Nate Wade is the Senior Director of Strategic Initiatives at Arizona State University’s College of Health Solutions (CHS). With progressive leadership roles spanning fifteen years in higher education at three R1 institutions, Nate has committed himself to the advancement of social outcomes as well as academic disciplines in STEM, health, and healthcare. Nate’s portfolio includes multiple college-wide strategic initiatives and special projects related to student success, academic planning, and project management. He enjoys fast-paced, high-energy environments that encourage creative solutions for real-world problems.
Nate is committed to student success, and he has facilitated increases in student enrollment, retention, and graduation outcomes, created innovative approaches to academic and pre-health advising, and built pre-college/pipeline, bridge, and residential college programs. Within the area of academic planning, Nate has increased undergraduate and graduate degree offerings, expanded programs to multiple campuses (including online), and used data to identify unmet market needs to inform program planning decisions. To accomplish his goals, Nate leverages his knowledge and expertise, brining additional project management skills including strategic planning, quantitative data analysis, market research, website development, grant writing, marketing and communications, and relationship development with alumni and community partners.

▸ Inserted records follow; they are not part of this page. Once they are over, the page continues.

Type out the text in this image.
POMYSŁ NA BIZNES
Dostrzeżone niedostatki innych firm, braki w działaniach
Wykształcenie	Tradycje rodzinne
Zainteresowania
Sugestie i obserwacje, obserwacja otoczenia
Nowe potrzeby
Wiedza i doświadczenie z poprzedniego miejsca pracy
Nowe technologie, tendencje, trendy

He is dedicated to the health and well-being of the communities he serves and has extensive experience in disaster relief, emergency management, and student crisis management. Nate currently co-leads COVID-19 Initiatives for his college where he helped to organize and facilitate the ASU National COVID-19 Diagnostics Summit. Nate received Voluntary Organizations Active in Disaster (VOAD) training which prepared him to lead volunteer relief efforts following natural disasters including F-5 tornadoes and hurricanes. While working at Louisiana State University (LSU) during Hurricane Katrina, he was committed to helping displaced individuals alongside clinicians at the largest triage center and acute care field hospital in U.S. history. At the University of Alabama at Birmingham (UAB), Nate served as a member of the university-wide CARE Team which helped find solutions for students experiencing academic, social, and crisis situations including mental health concerns.
Nate values and commits himself to diversity, inclusion, and equity. Seven years ago, he co-founded the Summer Health Institute at ASU which is an introduction to health careers for high school students – many of whom are first-generation, come from low-income households, or are underrepresented or underserved. Nate also co-created two large-scale diversity programs while at UAB which were nominated for the UAB President’s Diversity Award. He served on the gender/equity subcommittee for the UAB Athletics Advisory Committee and also served on the Diversity Committee for LSU Housing. Currently, Nate serves on the Committee for Diversity and Inclusion for the Western Association for the Health Professions (WAAHP).
Nate’s dissertation explored three topics: 1) proactive policymaking for genomic privacy, piracy, and property, 2) socio-technical futures of our lifespan, and 3) is health care a public value? His thesis explored the medicolegal system and reporting of death in the United States with a particular emphasis on quantitative data collection and analysis of a system transitioning from a coroner to a medical examiner system in Jefferson County, Alabama.
Wade, N.L. (2019). Is Health Care a Public Value? International Journal of Public Administration.
Wade, N.L. (2019). Measuring, Manipulating, and Predicting Student Success: A Ten-Year Assessment of Carnegie R1 Doctoral Universities from 2004-2013. Journal of College Student Retention: Research, Theory & Practice. 21(1), 119-141.
Essary, A.C. & Wade, N.L. (2016). An Innovative Program in the Science of Health Care Delivery: Workforce Diversity in the Business of Health. Journal of Allied Health. 45(2), 21-25.